Se algum poder psíquico é despertado pelo coração, esse poder deve ser de um tipo mental mais elevado e resultado dessa ponte construída entre o inferior e o superior, "estabelecendo uma continuidade no receber-dar". O coração é o foco da sensibilidade superior. Quando o coração desperta, não faz sentido dizer "eu despertei". São as energias da vida que são libertadas e liberadas dentro de nós.
Assuntos pessoais insignificantes estão sempre ligados às névoas e aos vapores do plexo solar, que obscurecem a visão, enquanto o coração é o órgão de resposta sensível às condições do grupo ou do mundo. Portanto, os poderes psíquicos associados ao coração são colocados em movimento a partir dos reinos búdicos, sendo de natureza curativa e produzindo um grau mais elevado de inclusão.
Como o amor é a força propulsora, essas capacidades psíquicas superiores podem ser conscientemente dirigidas, aplicadas e controladas. Elas são o produto de um desenvolvimento natural da consciência e, portanto, tornam-se posses permanentes. Elas podem ser exercidas com total confiança e eficácia, pois se baseiam no conhecimento das leis superiores da natureza. Elas são desenvolvidas da mesma forma que um cientista treinado pode obter resultados extraordinários no campo da física.

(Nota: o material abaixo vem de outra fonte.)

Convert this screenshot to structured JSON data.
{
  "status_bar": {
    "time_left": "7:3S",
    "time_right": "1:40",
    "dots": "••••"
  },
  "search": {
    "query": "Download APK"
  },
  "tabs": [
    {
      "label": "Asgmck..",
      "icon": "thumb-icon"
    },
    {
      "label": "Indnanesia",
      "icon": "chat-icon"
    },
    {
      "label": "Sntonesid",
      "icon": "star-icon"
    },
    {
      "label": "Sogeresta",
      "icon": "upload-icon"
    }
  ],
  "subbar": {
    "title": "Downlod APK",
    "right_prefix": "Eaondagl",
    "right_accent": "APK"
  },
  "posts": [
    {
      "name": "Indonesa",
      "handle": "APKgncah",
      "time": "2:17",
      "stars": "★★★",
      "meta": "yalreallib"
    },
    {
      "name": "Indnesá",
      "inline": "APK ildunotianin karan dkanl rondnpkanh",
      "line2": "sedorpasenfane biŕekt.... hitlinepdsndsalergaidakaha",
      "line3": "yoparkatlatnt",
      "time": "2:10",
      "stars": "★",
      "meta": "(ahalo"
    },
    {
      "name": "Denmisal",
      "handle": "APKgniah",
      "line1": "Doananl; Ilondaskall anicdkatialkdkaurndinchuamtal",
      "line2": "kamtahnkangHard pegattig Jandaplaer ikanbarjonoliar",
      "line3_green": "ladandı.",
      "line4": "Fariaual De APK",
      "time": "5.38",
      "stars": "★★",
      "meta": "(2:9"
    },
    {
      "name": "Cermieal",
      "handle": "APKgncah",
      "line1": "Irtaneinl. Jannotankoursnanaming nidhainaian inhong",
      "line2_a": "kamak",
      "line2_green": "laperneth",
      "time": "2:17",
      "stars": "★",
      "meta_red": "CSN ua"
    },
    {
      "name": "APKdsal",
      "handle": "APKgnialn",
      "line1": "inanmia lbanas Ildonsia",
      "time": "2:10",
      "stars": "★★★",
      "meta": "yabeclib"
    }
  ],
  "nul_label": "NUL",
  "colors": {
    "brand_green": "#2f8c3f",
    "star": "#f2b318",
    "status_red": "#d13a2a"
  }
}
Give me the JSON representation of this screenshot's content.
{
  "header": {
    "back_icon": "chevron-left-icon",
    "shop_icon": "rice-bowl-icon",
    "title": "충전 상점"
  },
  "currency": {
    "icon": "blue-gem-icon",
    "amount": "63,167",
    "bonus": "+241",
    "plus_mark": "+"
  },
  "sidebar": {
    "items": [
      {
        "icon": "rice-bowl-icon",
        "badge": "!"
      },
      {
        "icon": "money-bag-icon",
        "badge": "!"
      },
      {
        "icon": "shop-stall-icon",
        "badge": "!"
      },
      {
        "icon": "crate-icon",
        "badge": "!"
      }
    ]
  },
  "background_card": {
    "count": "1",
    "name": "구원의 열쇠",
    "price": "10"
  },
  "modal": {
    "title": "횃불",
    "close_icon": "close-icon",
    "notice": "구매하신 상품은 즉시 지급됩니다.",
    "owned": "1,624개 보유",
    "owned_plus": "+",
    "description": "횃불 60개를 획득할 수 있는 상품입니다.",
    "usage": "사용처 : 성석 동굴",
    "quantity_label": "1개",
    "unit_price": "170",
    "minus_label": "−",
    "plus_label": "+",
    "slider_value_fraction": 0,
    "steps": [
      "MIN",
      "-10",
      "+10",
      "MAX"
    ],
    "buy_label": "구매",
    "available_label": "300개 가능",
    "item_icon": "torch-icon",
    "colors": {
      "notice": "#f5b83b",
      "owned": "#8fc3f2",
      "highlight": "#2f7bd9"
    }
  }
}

De alguma forma, elas são uma expressão do Coração do Sol e uma expressão individual da criatividade cósmica. As expressões do plexo solar são aquosas e quentes por natureza e estão intimamente ligadas à forma; enquanto as do coração têm uma natureza ardente e fria, elas tendem a um bem maior, dissipam a forma e revelam o que está por trás: são uma resposta a uma necessidade. As expressões do plexo solar dependem de fenômenos; as do coração revelam os princípios universais e as causas por trás dos fenômenos.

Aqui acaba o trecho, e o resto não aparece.